C. DEUX VOIES PARALLÈLES AUSSI INDISPENSABLES L'UNE QUE L'AUTRE : SAVOIR FAIRE AVEC ET SANS L'IA
L'utilité de l'IA et les risques liés à son utilisation plaident pour une vision positive mais prudente.
Pour garantir une utilisation efficace et éthique de l'IA, un consensus existe sur le besoin de formation massif des chercheurs et des ingénieurs et la nécessité, pour les uns et les autres, de garder un esprit critique. S'il faut former à l'IA, il faut aussi, dans chaque discipline, garder la maîtrise des savoirs fondamentaux.
1. Rappeler le caractère fondamental pour tout chercheur du rapport au terrain
En premier lieu, il convient de ne jamais perdre de vue que les technologies d'IA restent des systèmes de calcul statistique créés par des êtres humains, mais incapables de donner du sens aux données. Comme l'a souligné Raja Chatila, professeur émérite d'intelligence artificielle, de robotique et éthique à Sorbonne Université : « Ce sont les chercheurs qui pensent, pas les machines ». Par nature ou par construction, les IA sont capables d'hallucinations, c'est-à-dire de corrélations erronées.
Dans ce contexte, la maîtrise des fondamentaux de chaque discipline et le rapport au terrain restent indispensables pour rester maître de son projet de recherche, en particulier dans l'hypothèse d'un arrêt ou d'une interruption des systèmes.
Il s'agit, pour reprendre l'expression de Daniel Andler, mathématicien et philosophe, d'assurer l'explicabilité des modèles d'apprentissage et des résultats en faisant preuve d'un « bilinguisme technologique » : il faut pouvoir exploiter pleinement les technologies d'IA, mais également pouvoir s'en passer. Le maintien de l'expertise des chercheurs est en particulier essentiel au regard des « boîtes noires » qui caractérisent le fonctionnement de certaines IA comme ChatGPT.
Est ainsi mise en lumière l'une des limites à l'utilisation de l'IA : on ne peut s'en servir à un haut niveau que sur des sujets que l'on connaît déjà bien.
À cela s'ajoute l'enjeu de l'exactitude des données utilisées dans des recherches assistées par l'IA. Il s'agit d'un aspect particulièrement critique dans certaines disciplines, comme la recherche clinique par exemple et l'évaluation de médicaments ou de protocoles chirurgicaux.
2. Maîtriser les IA et l'art du prompt
Les membres du Conseil scientifique ont souligné l'importance pour les chercheurs d'être massivement formés à l'IA, en particulier pour comprendre comment fonctionne l'échange itératif avec les modèles de langage et pour maîtriser l'art du prompt.
L'Office ne peut qu'abonder en ce sens, la nécessité d'approfondir les efforts de formation à l'IA ayant été mis en exergue par le Parlement dans de nombreux travaux7(*).
3. Adopter une approche éthique : transparence, frugalité
Parmi les bonnes pratiques qui doivent se diffuser dans la communauté scientifique, l'obligation de signaler, chaque fois que cela est nécessaire, l'utilisation de l'IA dans les publications et les travaux de recherche apparaît indispensable. Cette règle de transparence doit être enseignée dès la formation initiale, a fortiori dans un contexte où les outils d'IA générative transforment les façons d'apprendre et d'évaluer les étudiants.

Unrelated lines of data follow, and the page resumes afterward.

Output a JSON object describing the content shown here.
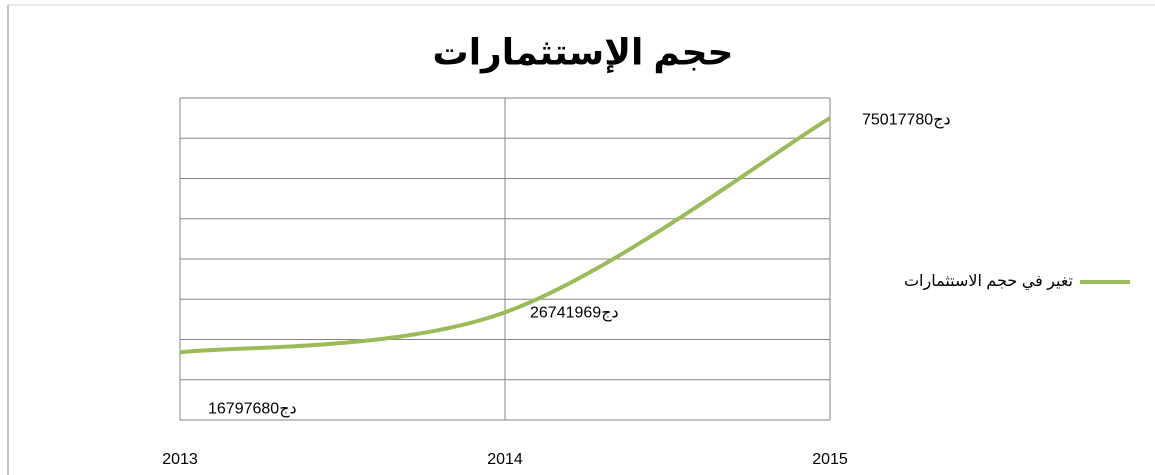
{
  "chart_data": {
    "type": "line",
    "title": "حجم الإستثمارات",
    "categories": [
      "2013",
      "2014",
      "2015"
    ],
    "series": [
      {
        "name": "تغير في حجم الاستثمارات",
        "color": "#9bbb59",
        "values": [
          16797680,
          26741969,
          75017780
        ],
        "value_labels": [
          "دج16797680",
          "دج26741969",
          "دج75017780"
        ]
      }
    ],
    "ylim": [
      0,
      80000000
    ],
    "yticks": [
      0,
      10000000,
      20000000,
      30000000,
      40000000,
      50000000,
      60000000,
      70000000,
      80000000
    ],
    "grid": true,
    "smooth": true,
    "legend": "right"
  }
}
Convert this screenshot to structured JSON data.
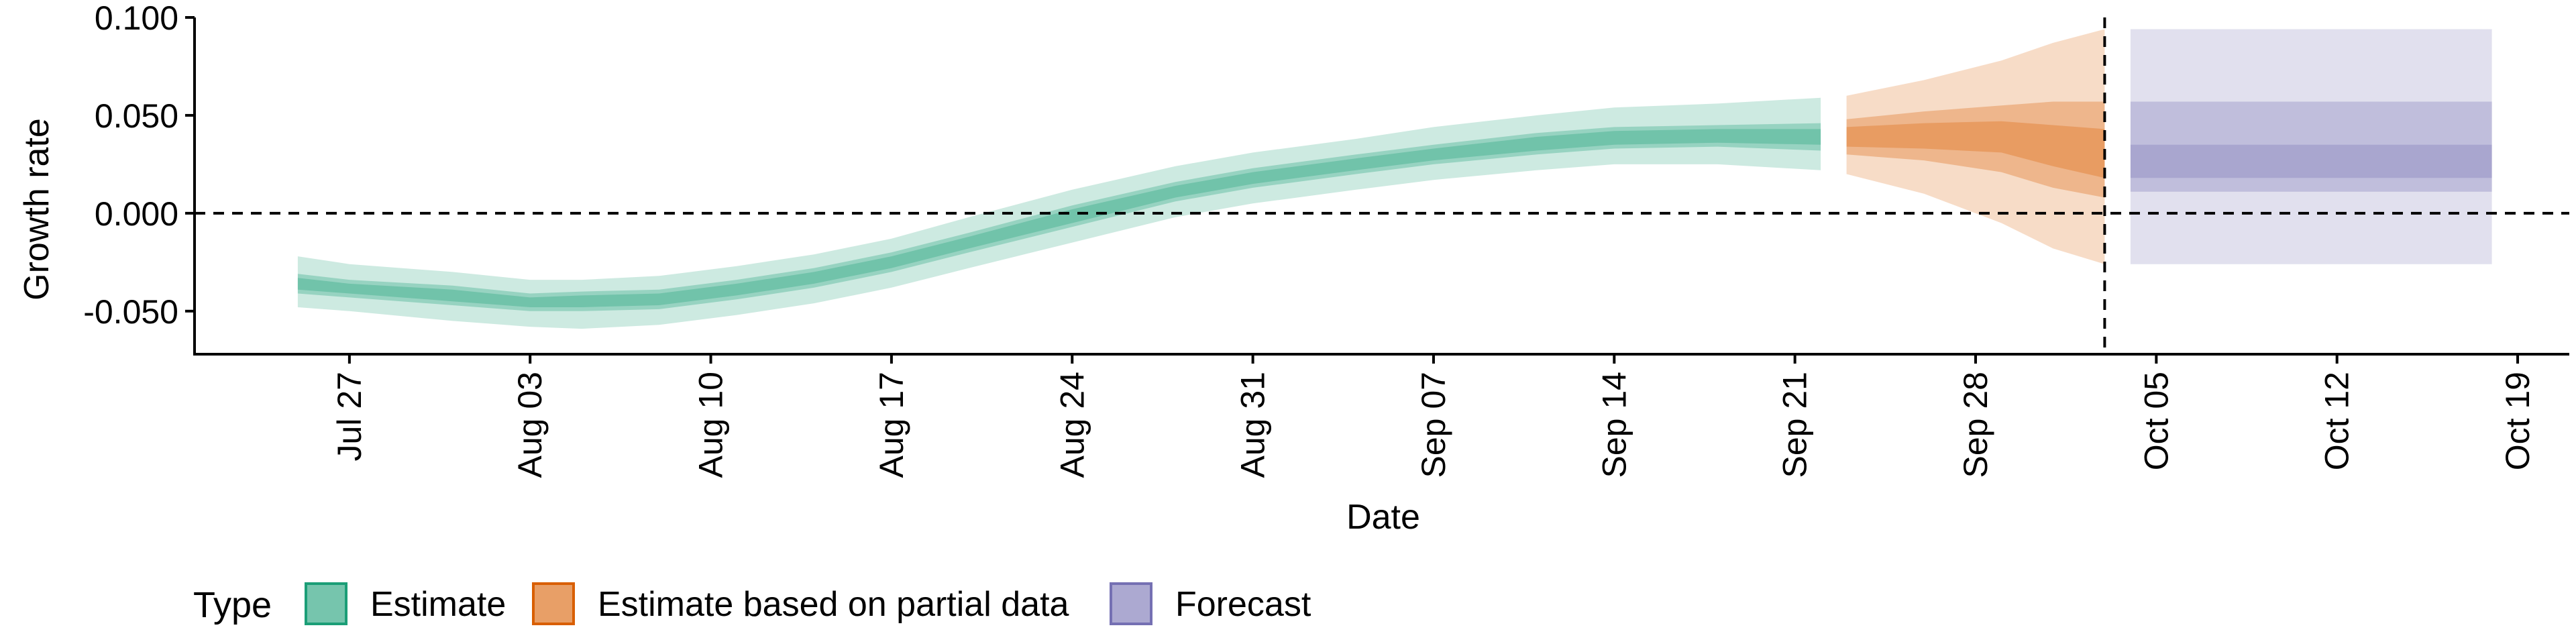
{
  "chart_data": {
    "type": "area",
    "xlabel": "Date",
    "ylabel": "Growth rate",
    "x_axis_type": "date",
    "xlim": [
      "2020-07-21",
      "2020-10-21"
    ],
    "ylim": [
      -0.072,
      0.1
    ],
    "x_ticks": [
      {
        "date": "2020-07-27",
        "label": "Jul 27"
      },
      {
        "date": "2020-08-03",
        "label": "Aug 03"
      },
      {
        "date": "2020-08-10",
        "label": "Aug 10"
      },
      {
        "date": "2020-08-17",
        "label": "Aug 17"
      },
      {
        "date": "2020-08-24",
        "label": "Aug 24"
      },
      {
        "date": "2020-08-31",
        "label": "Aug 31"
      },
      {
        "date": "2020-09-07",
        "label": "Sep 07"
      },
      {
        "date": "2020-09-14",
        "label": "Sep 14"
      },
      {
        "date": "2020-09-21",
        "label": "Sep 21"
      },
      {
        "date": "2020-09-28",
        "label": "Sep 28"
      },
      {
        "date": "2020-10-05",
        "label": "Oct 05"
      },
      {
        "date": "2020-10-12",
        "label": "Oct 12"
      },
      {
        "date": "2020-10-19",
        "label": "Oct 19"
      }
    ],
    "y_ticks": [
      {
        "value": -0.05,
        "label": "-0.050"
      },
      {
        "value": 0.0,
        "label": "0.000"
      },
      {
        "value": 0.05,
        "label": "0.050"
      },
      {
        "value": 0.1,
        "label": "0.100"
      }
    ],
    "reference_lines": {
      "horizontal_dashed_y": 0.0,
      "vertical_dashed_date": "2020-10-03"
    },
    "legend": {
      "title": "Type",
      "position": "bottom",
      "items": [
        {
          "label": "Estimate",
          "color": "#1b9e77"
        },
        {
          "label": "Estimate based on partial data",
          "color": "#d95f02"
        },
        {
          "label": "Forecast",
          "color": "#7570b3"
        }
      ]
    },
    "series": [
      {
        "name": "Estimate",
        "color": "#1b9e77",
        "points": [
          {
            "date": "2020-07-25",
            "outer": [
              -0.048,
              -0.022
            ],
            "inner": [
              -0.041,
              -0.031
            ],
            "core": [
              -0.039,
              -0.033
            ]
          },
          {
            "date": "2020-07-27",
            "outer": [
              -0.05,
              -0.026
            ],
            "inner": [
              -0.043,
              -0.034
            ],
            "core": [
              -0.041,
              -0.036
            ]
          },
          {
            "date": "2020-07-31",
            "outer": [
              -0.055,
              -0.03
            ],
            "inner": [
              -0.047,
              -0.037
            ],
            "core": [
              -0.045,
              -0.039
            ]
          },
          {
            "date": "2020-08-03",
            "outer": [
              -0.058,
              -0.034
            ],
            "inner": [
              -0.05,
              -0.041
            ],
            "core": [
              -0.048,
              -0.043
            ]
          },
          {
            "date": "2020-08-05",
            "outer": [
              -0.059,
              -0.034
            ],
            "inner": [
              -0.05,
              -0.04
            ],
            "core": [
              -0.048,
              -0.042
            ]
          },
          {
            "date": "2020-08-08",
            "outer": [
              -0.057,
              -0.032
            ],
            "inner": [
              -0.049,
              -0.039
            ],
            "core": [
              -0.047,
              -0.041
            ]
          },
          {
            "date": "2020-08-11",
            "outer": [
              -0.052,
              -0.027
            ],
            "inner": [
              -0.044,
              -0.034
            ],
            "core": [
              -0.042,
              -0.036
            ]
          },
          {
            "date": "2020-08-14",
            "outer": [
              -0.046,
              -0.021
            ],
            "inner": [
              -0.038,
              -0.028
            ],
            "core": [
              -0.036,
              -0.03
            ]
          },
          {
            "date": "2020-08-17",
            "outer": [
              -0.038,
              -0.013
            ],
            "inner": [
              -0.03,
              -0.02
            ],
            "core": [
              -0.028,
              -0.022
            ]
          },
          {
            "date": "2020-08-20",
            "outer": [
              -0.028,
              -0.002
            ],
            "inner": [
              -0.02,
              -0.01
            ],
            "core": [
              -0.018,
              -0.012
            ]
          },
          {
            "date": "2020-08-24",
            "outer": [
              -0.015,
              0.012
            ],
            "inner": [
              -0.007,
              0.004
            ],
            "core": [
              -0.005,
              0.002
            ]
          },
          {
            "date": "2020-08-28",
            "outer": [
              -0.002,
              0.024
            ],
            "inner": [
              0.006,
              0.016
            ],
            "core": [
              0.008,
              0.014
            ]
          },
          {
            "date": "2020-08-31",
            "outer": [
              0.005,
              0.031
            ],
            "inner": [
              0.013,
              0.023
            ],
            "core": [
              0.015,
              0.021
            ]
          },
          {
            "date": "2020-09-04",
            "outer": [
              0.012,
              0.038
            ],
            "inner": [
              0.02,
              0.03
            ],
            "core": [
              0.022,
              0.028
            ]
          },
          {
            "date": "2020-09-07",
            "outer": [
              0.017,
              0.044
            ],
            "inner": [
              0.025,
              0.035
            ],
            "core": [
              0.027,
              0.033
            ]
          },
          {
            "date": "2020-09-11",
            "outer": [
              0.022,
              0.05
            ],
            "inner": [
              0.03,
              0.041
            ],
            "core": [
              0.032,
              0.039
            ]
          },
          {
            "date": "2020-09-14",
            "outer": [
              0.025,
              0.054
            ],
            "inner": [
              0.033,
              0.044
            ],
            "core": [
              0.035,
              0.042
            ]
          },
          {
            "date": "2020-09-18",
            "outer": [
              0.025,
              0.056
            ],
            "inner": [
              0.034,
              0.045
            ],
            "core": [
              0.036,
              0.043
            ]
          },
          {
            "date": "2020-09-22",
            "outer": [
              0.022,
              0.059
            ],
            "inner": [
              0.032,
              0.046
            ],
            "core": [
              0.035,
              0.043
            ]
          }
        ]
      },
      {
        "name": "Estimate based on partial data",
        "color": "#d95f02",
        "points": [
          {
            "date": "2020-09-23",
            "outer": [
              0.02,
              0.06
            ],
            "inner": [
              0.03,
              0.048
            ],
            "core": [
              0.034,
              0.044
            ]
          },
          {
            "date": "2020-09-26",
            "outer": [
              0.01,
              0.068
            ],
            "inner": [
              0.027,
              0.052
            ],
            "core": [
              0.033,
              0.046
            ]
          },
          {
            "date": "2020-09-29",
            "outer": [
              -0.005,
              0.078
            ],
            "inner": [
              0.021,
              0.055
            ],
            "core": [
              0.031,
              0.047
            ]
          },
          {
            "date": "2020-10-01",
            "outer": [
              -0.018,
              0.087
            ],
            "inner": [
              0.013,
              0.057
            ],
            "core": [
              0.024,
              0.045
            ]
          },
          {
            "date": "2020-10-03",
            "outer": [
              -0.026,
              0.094
            ],
            "inner": [
              0.008,
              0.057
            ],
            "core": [
              0.018,
              0.043
            ]
          }
        ]
      },
      {
        "name": "Forecast",
        "color": "#7570b3",
        "points": [
          {
            "date": "2020-10-04",
            "outer": [
              -0.026,
              0.094
            ],
            "inner": [
              0.011,
              0.057
            ],
            "core": [
              0.018,
              0.035
            ]
          },
          {
            "date": "2020-10-18",
            "outer": [
              -0.026,
              0.094
            ],
            "inner": [
              0.011,
              0.057
            ],
            "core": [
              0.018,
              0.035
            ]
          }
        ]
      }
    ]
  }
}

Enfin, l'impact environnemental de l'IA est un autre enjeu éthique auquel étudiants et chercheurs doivent être formés. Si, dans ce domaine, la balance coûts-avantages n'apparaît pas toujours évidente, il est heureux que des entités comme le CNRS commencent à inclure les enjeux de frugalité dans leurs réflexions stratégiques sur la transition environnementale.
* 7 Voir notamment, au-delà du rapport de l'OPECST précité, le rapport d'information de MM. Christian Bruyen et Bernard Fialaire n° 101 (2024-2025), fait au nom de la délégation à la prospective du Sénat, IA et éducation.